Von der Eiscreme zum Sorbet
Milch, Zucker, Früchte, Wasser, Nüsse, Gewürze – im Eis stecken eine Menge Zutaten. Die verschiedenen Eissorten unterscheiden sich aber vor allem im Fett- und Fruchtanteil. Am fettärmsten ist Wassereis. Es enthält weniger als 3 Prozent Fett. Eiscreme besteht zu mindestens 10 Prozent aus Milchfett. Cremeeis hingegen besteht wenigstens zur Hälfte aus Milch. Dazu kommen auf einen Liter Milch mindestens 270 Gramm Vollei oder 90 Gramm Eigelb. Noch fetter ist Rahm- oder Sahneeis . Es enthält wenigstens 18 Prozent Fett – und zwar aus Sahne. Im Milcheis steckt besonders viel Milch – mindestens 70 Prozent. Fruchteiscreme begnügt sich mit wenigstens 8 Prozent Milchfett und muss deutlich nach Frucht schmecken. Im Fruchteis stecken mindestens 20 Prozent Frucht – bei Zitrusfrüchten wie Zitrone und anderen sauren Früchten genügen 10 Prozent. Ganz ohne Milch, dafür aber mit besonders viel Obst wird Sorbet hergestellt: Mindestens 25 Prozent pure Frucht, bei Zitrusfrüchten und anderen sauren Früchten genügen 15 Prozent. Wenn nur Eis auf der Packung steht, können Sie davon ausgehen, dass das Produkt statt Milchfett billigeres Pflanzenfett enthält.
Eine Frage des Geschmacks
Ob die Kreationen der letzten Jahre wie Zitrone-Basilikum- oder Chai-Latte-Eis zu Dauerbrennern werden, wird die Zeit zeigen. Ganz oben auf der Hitliste der Beliebtheit stehen nach Angaben der deutschen Markeneishersteller jedenfalls die Klassiker Vanille-, Schokolade- und Erdbeereis. 80 Prozent des in Deutschland konsumierten Eises stammen übrigens aus industrieller Produktion.

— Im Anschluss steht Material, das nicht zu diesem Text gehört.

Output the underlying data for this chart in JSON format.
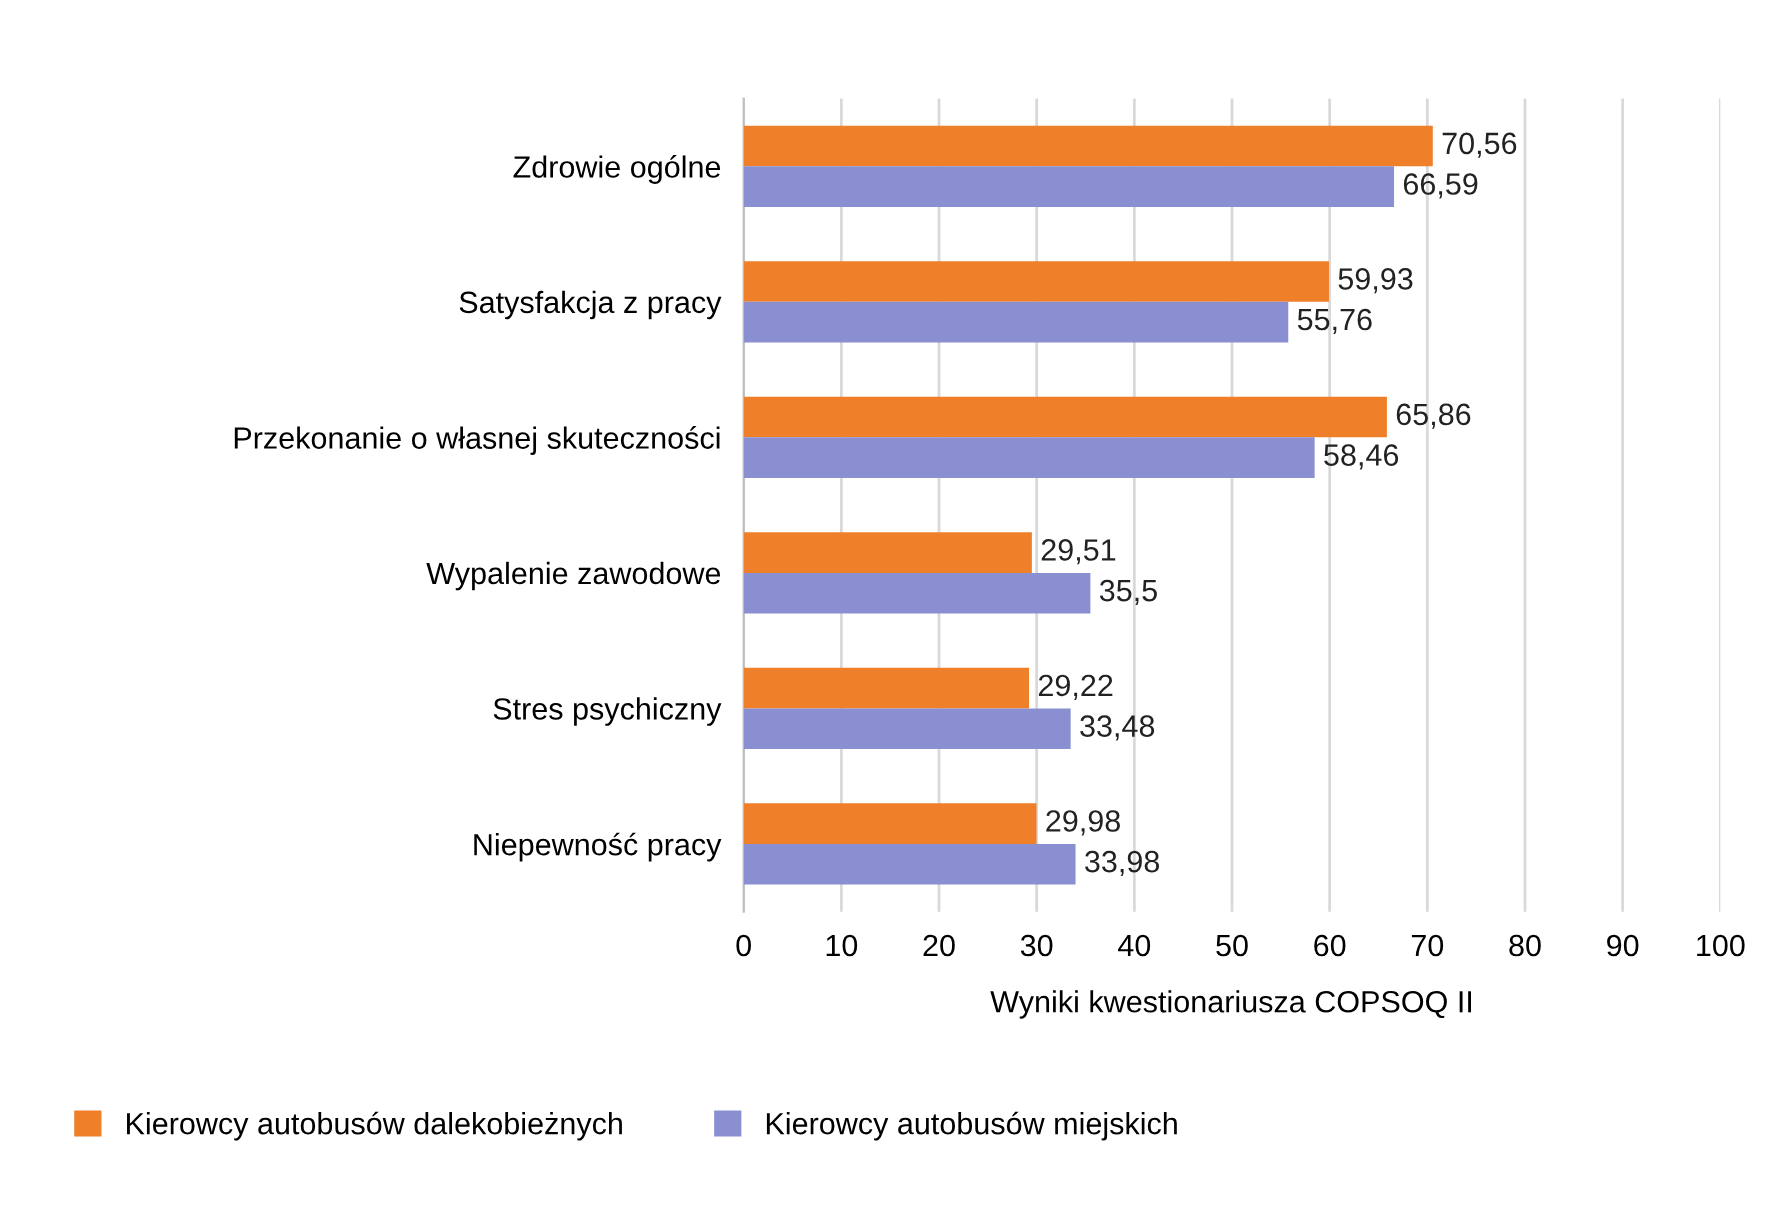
{
  "chart_data": {
    "type": "bar",
    "orientation": "horizontal",
    "categories": [
      "Zdrowie ogólne",
      "Satysfakcja z pracy",
      "Przekonanie o własnej skuteczności",
      "Wypalenie zawodowe",
      "Stres psychiczny",
      "Niepewność pracy"
    ],
    "series": [
      {
        "name": "Kierowcy autobusów dalekobieżnych",
        "color": "#f07f2a",
        "values": [
          70.56,
          59.93,
          65.86,
          29.51,
          29.22,
          29.98
        ],
        "value_labels": [
          "70,56",
          "59,93",
          "65,86",
          "29,51",
          "29,22",
          "29,98"
        ]
      },
      {
        "name": "Kierowcy autobusów miejskich",
        "color": "#8a8fd2",
        "values": [
          66.59,
          55.76,
          58.46,
          35.5,
          33.48,
          33.98
        ],
        "value_labels": [
          "66,59",
          "55,76",
          "58,46",
          "35,5",
          "33,48",
          "33,98"
        ]
      }
    ],
    "xlabel": "Wyniki kwestionariusza COPSOQ II",
    "xlim": [
      0,
      100
    ],
    "xticks": [
      0,
      10,
      20,
      30,
      40,
      50,
      60,
      70,
      80,
      90,
      100
    ],
    "grid": "x",
    "legend": "bottom"
  }
}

Im Schnitt verspeist jeder Deutsche gut sechs Liter Eis pro Jahr. Spitzenreiter in Europa sind die Norweger mit etwa 14 Litern.
Von Kalorien und Kühlung
Die kühle Köstlichkeit gehört sicher nicht zu den Schlankmachern. Bei einer großen Kugel (etwa 50 Gramm) Sahneeis müssen Sie mit rund 110 Kilokalorien rechnen. Trotzdem: Viele Süßigkeiten sind deutlich gehaltvoller. 50 Gramm Vollmilchschokolade etwa schlagen mit gut 260 Kilokalorien zu Buche. Da ist die gleiche Menge Fruchteis mit rund 40 Kilokalorien eine echte Diätalternative! Der Gesundheit zuliebe sollten Sie vor allem auf die korrekte Lagerung achten. Bei mindestens minus 18 Grad hält sich Eis Monate. Bereits bei minus zwölf Grad nur noch ein bis zwei Tage! Fünf Minuten außerhalb des Gefrierschranks zur Entnahme Ihrer Portion sind kein Problem, richtig auftauen darf das Eis hingegen nicht. Nutzen Sie deshalb zum längeren Transport nach dem Einkauf eine Kühltasche.
Berühmte Eisbecher
Ihrer Fantasie sind keine Grenzen gesetzt, wenn Sie sich Ihren Lieblingseisbecher zusammenstellen. Vielleicht versuchen Sie es aber auch einmal mit einem Klassiker? Zum Beispiel der Birne Helene: Pochieren Sie frische Birnen, die Sie nach dem Abkühlen auf Vanilleeis anrichten. Dazu reichen Sie eine warme Schokoladensoße. Die ist auch unverzichtbarer Bestandteil des Bananasplit. Eine längs halbierte Banane, Vanilleeis, Schlagsahne und besagte Schokosoße sind die Zutaten. Für Pfirsich Melba kombinieren Sie pochierte Pfirsiche mit Vanilleeis und garnieren das Ganze mit Himbeerpüree und Schlagsahne.